I have an array int [] nums = {5, 1, 6, 10, 4, 7, 3, 9, 2}

I want to find the distance between the smallest and largest number in that array in O(n^2) time. It needs to be O(n^2) time as per the requirements of the assignment. To do this, I am writing a method called quadratic. So far I have come up with the code below.

public static int quadratic(int[] nums) {

    int max = nums[0];
    int min = nums[0];

    for (int i = 0; i < nums.length; i++) {
        for (int j = 0; j < nums.length; j++) {

            if (nums[i] > nums[j])
                max = nums[i];
            else if (nums[i] < nums[j])
                min = nums[i];  
            }
        }

    int maxDifference = max - min;
    return maxDifference; 
}

The problem is, when I run that method with array mentioned above, I get a max difference of 0. I expect 9, since the largest number is 10, and the smallest is 1. 10 - 1 = 9.

My question is, can someone show me how I can change my code so that it properly computes the max distance between the smallest and largest numbers?

You're overwriting the max and mins.

if (nums[i] > nums[j])
    max = nums[i];
else if (nums[i] < nums[j])
    min = nums[i];  
}

You need to compare the current number with the max/min that is set already. Instead you're comparing the current number with another number, and then overwriting max/min if the condition is true. In this example, at one point 10 was the max, but then you later checked if(9>2), which is true, so you changed max = 10 to max = 9.

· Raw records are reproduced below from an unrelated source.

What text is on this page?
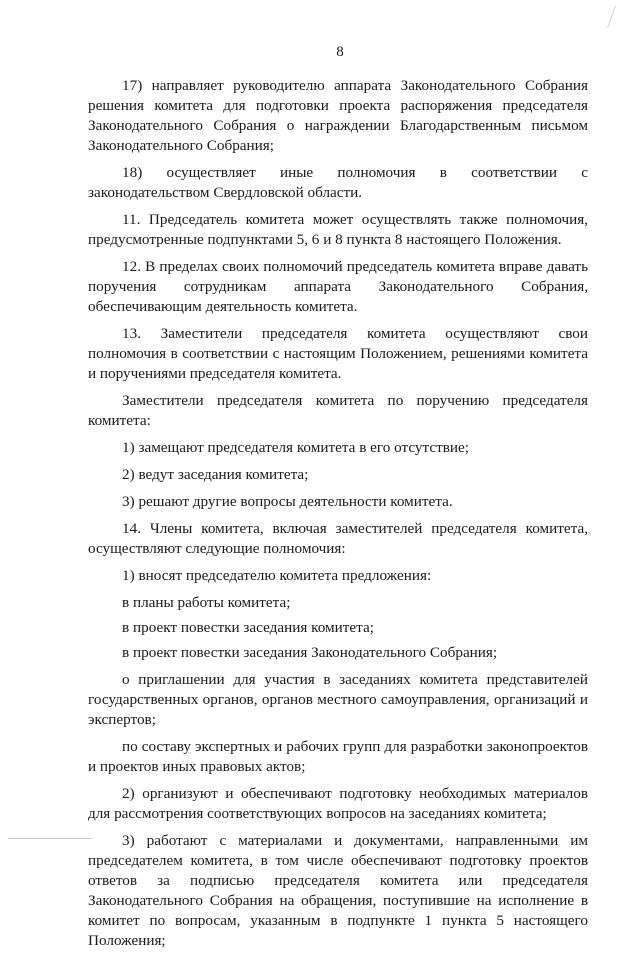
8

17) направляет руководителю аппарата Законодательного Собрания решения комитета для подготовки проекта распоряжения председателя Законодательного Собрания о награждении Благодарственным письмом Законодательного Собрания;

18) осуществляет иные полномочия в соответствии с законодательством Свердловской области.

11. Председатель комитета может осуществлять также полномочия, предусмотренные подпунктами 5, 6 и 8 пункта 8 настоящего Положения.

12. В пределах своих полномочий председатель комитета вправе давать поручения сотрудникам аппарата Законодательного Собрания, обеспечивающим деятельность комитета.

13. Заместители председателя комитета осуществляют свои полномочия в соответствии с настоящим Положением, решениями комитета и поручениями председателя комитета.

Заместители председателя комитета по поручению председателя комитета:

1) замещают председателя комитета в его отсутствие;

2) ведут заседания комитета;

3) решают другие вопросы деятельности комитета.

14. Члены комитета, включая заместителей председателя комитета, осуществляют следующие полномочия:

1) вносят председателю комитета предложения:

в планы работы комитета;

в проект повестки заседания комитета;

в проект повестки заседания Законодательного Собрания;

о приглашении для участия в заседаниях комитета представителей государственных органов, органов местного самоуправления, организаций и экспертов;

по составу экспертных и рабочих групп для разработки законопроектов и проектов иных правовых актов;

2) организуют и обеспечивают подготовку необходимых материалов для рассмотрения соответствующих вопросов на заседаниях комитета;

3) работают с материалами и документами, направленными им председателем комитета, в том числе обеспечивают подготовку проектов ответов за подписью председателя комитета или председателя Законодательного Собрания на обращения, поступившие на исполнение в комитет по вопросам, указанным в подпункте 1 пункта 5 настоящего Положения;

Here it is in O(n^2) time, with the outer loop being completely useless.

public static int quadratic(int[] nums) {

    int max = Integer.MIN_VALUE;
    int min = Integer.MAX_VALUE;

    for (int i = 0; i < nums.length; i++) {
        for (int j = 0; j < nums.length; j++) {

            if (nums[j] > max)
                max = nums[j];
            if (nums[j] < min)
                min = nums[j];  
            }
        }
    System.out.println(max + " " + min);
    int maxDifference = max - min;
    return maxDifference; 
}

For numbers (as opposed to points on a plane) You can do that in linear time. Find maximum, find minimum, then subtract. So, no nested loops required.